Both the Yale Institute and the Princeton Center have been considered bastions of international relations realism although influential academic organizer Kenneth W. Thompson saw the Princeton center as a growing home for behaviorism. As the RAND Corporation, formed around the same time, took the lead in security studies, the center helped forge a bridge between RAND and academia. Over time, the center's work developed into a multidisciplinary approach that used cross-cultural studies, and its researchers included not just political scientists but also historians, economists, and sociologists.

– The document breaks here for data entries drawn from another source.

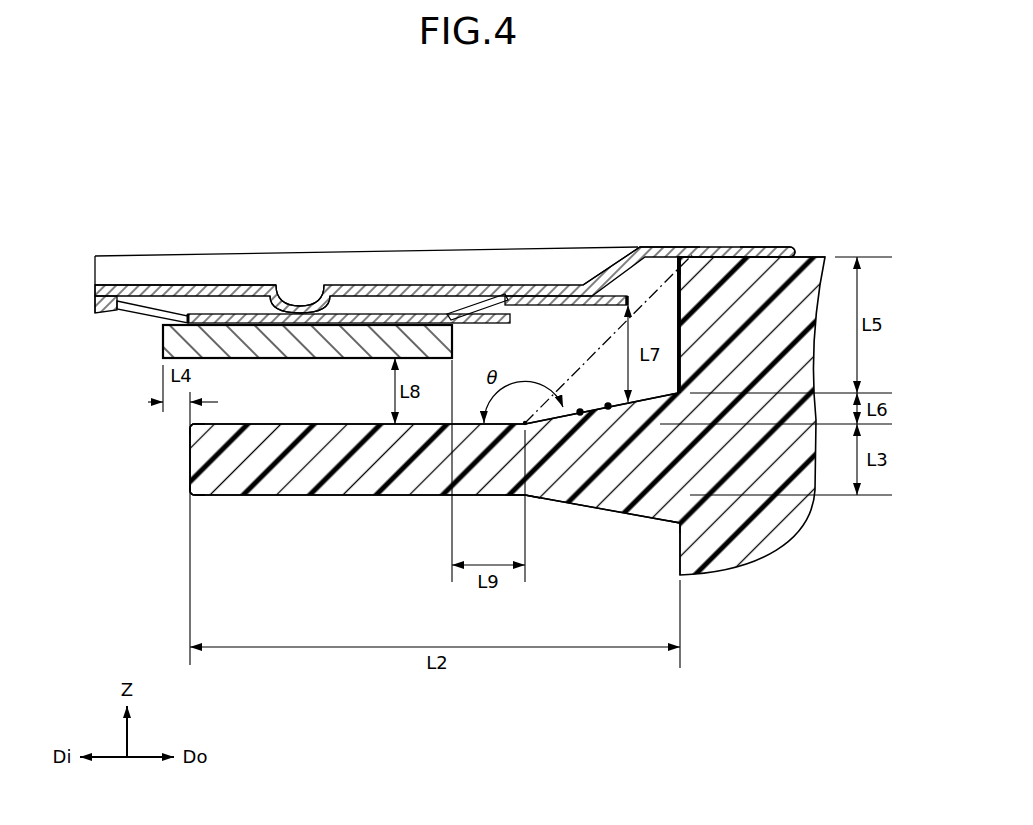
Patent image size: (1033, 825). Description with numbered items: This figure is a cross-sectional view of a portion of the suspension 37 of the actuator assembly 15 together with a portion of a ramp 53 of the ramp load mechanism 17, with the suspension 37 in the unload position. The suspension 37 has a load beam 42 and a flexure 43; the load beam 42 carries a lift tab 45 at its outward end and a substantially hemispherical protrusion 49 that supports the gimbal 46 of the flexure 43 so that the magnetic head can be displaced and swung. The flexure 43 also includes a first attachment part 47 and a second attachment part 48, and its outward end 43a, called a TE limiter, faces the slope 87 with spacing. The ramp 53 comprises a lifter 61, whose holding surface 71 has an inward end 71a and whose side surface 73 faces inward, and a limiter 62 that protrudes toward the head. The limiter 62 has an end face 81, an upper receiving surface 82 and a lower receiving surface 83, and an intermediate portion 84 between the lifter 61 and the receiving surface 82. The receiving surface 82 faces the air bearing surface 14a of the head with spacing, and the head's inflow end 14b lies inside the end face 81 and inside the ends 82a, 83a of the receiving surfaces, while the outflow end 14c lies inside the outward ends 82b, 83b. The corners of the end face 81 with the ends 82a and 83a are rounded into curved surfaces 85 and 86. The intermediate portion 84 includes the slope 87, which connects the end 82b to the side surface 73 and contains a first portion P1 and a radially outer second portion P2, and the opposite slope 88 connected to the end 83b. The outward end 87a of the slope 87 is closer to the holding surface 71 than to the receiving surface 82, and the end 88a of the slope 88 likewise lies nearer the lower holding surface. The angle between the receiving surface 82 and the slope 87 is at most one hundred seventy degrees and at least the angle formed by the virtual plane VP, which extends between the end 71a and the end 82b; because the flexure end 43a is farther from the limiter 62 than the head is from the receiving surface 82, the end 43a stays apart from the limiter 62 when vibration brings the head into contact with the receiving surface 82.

The actuator assembly 15 is at (415, 268).
The suspension 37 is at (415, 268).
The load beam 42 is at (196, 268).
The receiving surface 82 is at (300, 423).
The protrusion 49 is at (318, 302).
The gimbal 46 is at (393, 285).
The outflow end 14c is at (455, 321).
The end of receiving surface 82b is at (506, 300).
The second attachment part 48 is at (580, 412).
The end of flexure 43a is at (629, 294).
The slope 87 is at (677, 350).
The end of slope 87a is at (677, 255).
The end of holding surface 71a is at (690, 247).
The lift tab 45 is at (778, 246).
The holding surface 71 is at (824, 257).
The flexure 43 is at (112, 329).
The first attachment part 47 is at (100, 312).
The inflow end 14b is at (163, 355).
The end of receiving surface 82a is at (193, 424).
The air bearing surface 14a is at (332, 360).
The curved surface 85 is at (190, 425).
The end face 81 is at (190, 462).
The curved surface 86 is at (190, 493).
The end of receiving surface 83a is at (193, 493).
The limiter 62 is at (320, 480).
The receiving surface 83 is at (352, 496).
The end of receiving surface 83b is at (528, 497).
The slope 88 is at (592, 507).
The intermediate portion 84 is at (615, 512).
The end of slope 88a is at (677, 524).
The side surface 73 is at (678, 540).
The lifter 61 is at (795, 521).
The ramp load mechanism 17 is at (513, 443).
The ramp 53 is at (513, 443).
The first portion P1 is at (525, 422).
The second portion P2 is at (608, 406).
The virtual plane VP is at (607, 250).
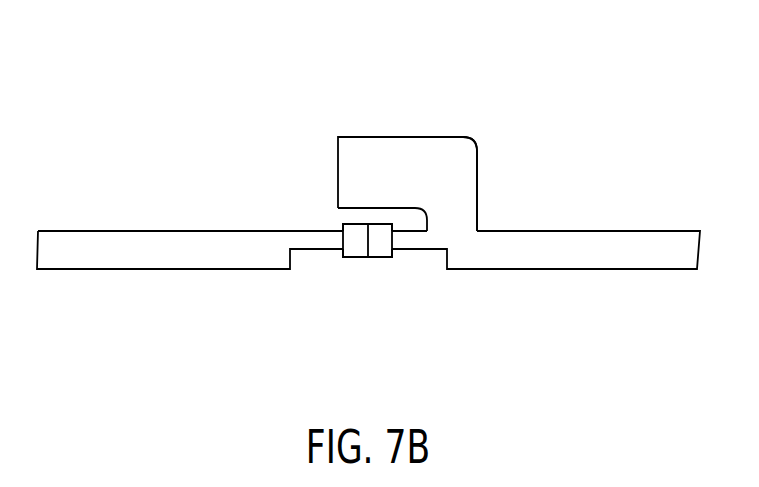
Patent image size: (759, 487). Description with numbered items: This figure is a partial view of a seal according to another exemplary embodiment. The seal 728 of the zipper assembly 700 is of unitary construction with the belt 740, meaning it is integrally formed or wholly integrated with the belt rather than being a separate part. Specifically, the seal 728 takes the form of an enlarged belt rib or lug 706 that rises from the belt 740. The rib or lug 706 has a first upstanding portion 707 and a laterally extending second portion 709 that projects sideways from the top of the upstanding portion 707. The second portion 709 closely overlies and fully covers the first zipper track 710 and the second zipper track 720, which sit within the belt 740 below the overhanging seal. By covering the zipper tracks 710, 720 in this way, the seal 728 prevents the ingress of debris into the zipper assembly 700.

In addition to the directors, other scholars of note to work in the center included Richard A. Falk. Black and Falk edited a multi-volume study, The Future of the International Legal Order, beginning in 1969, that combined the efforts of over three dozen scholars from nearly as many institutions; it would win an award from the American Society of International Law in 1973. By 1978, some 90 books had been published in connection with the center, with half coming from scholars outside of Princeton. In some cases, limited teaching responsibilities enabled the researchers to focus their efforts on producing books. The title of one book, 1960's The Politics of the Developing Areas, was responsible for spreading that term into the academic world.

By 1999, the center consisted of some sixty-five faculty associates, who belonged to several different departments within the university, and about ten visiting fellows at any given time.

==Merging==
In 2003, the Center of International Studies was merged with the Council on Regional Studies, which had been an interdepartmental organization of regional study programs, to form the considerably larger Princeton Institute for International and Regional Studies. University President Shirley M. Tilghman said that, "This new institute will build on two long-established areas of strength at Princeton to bring an even greater global perspective to teaching and research at this University". The first director of the new institute was a Latin American studies scholar. The new institute continued to sponsor the World Politics journal.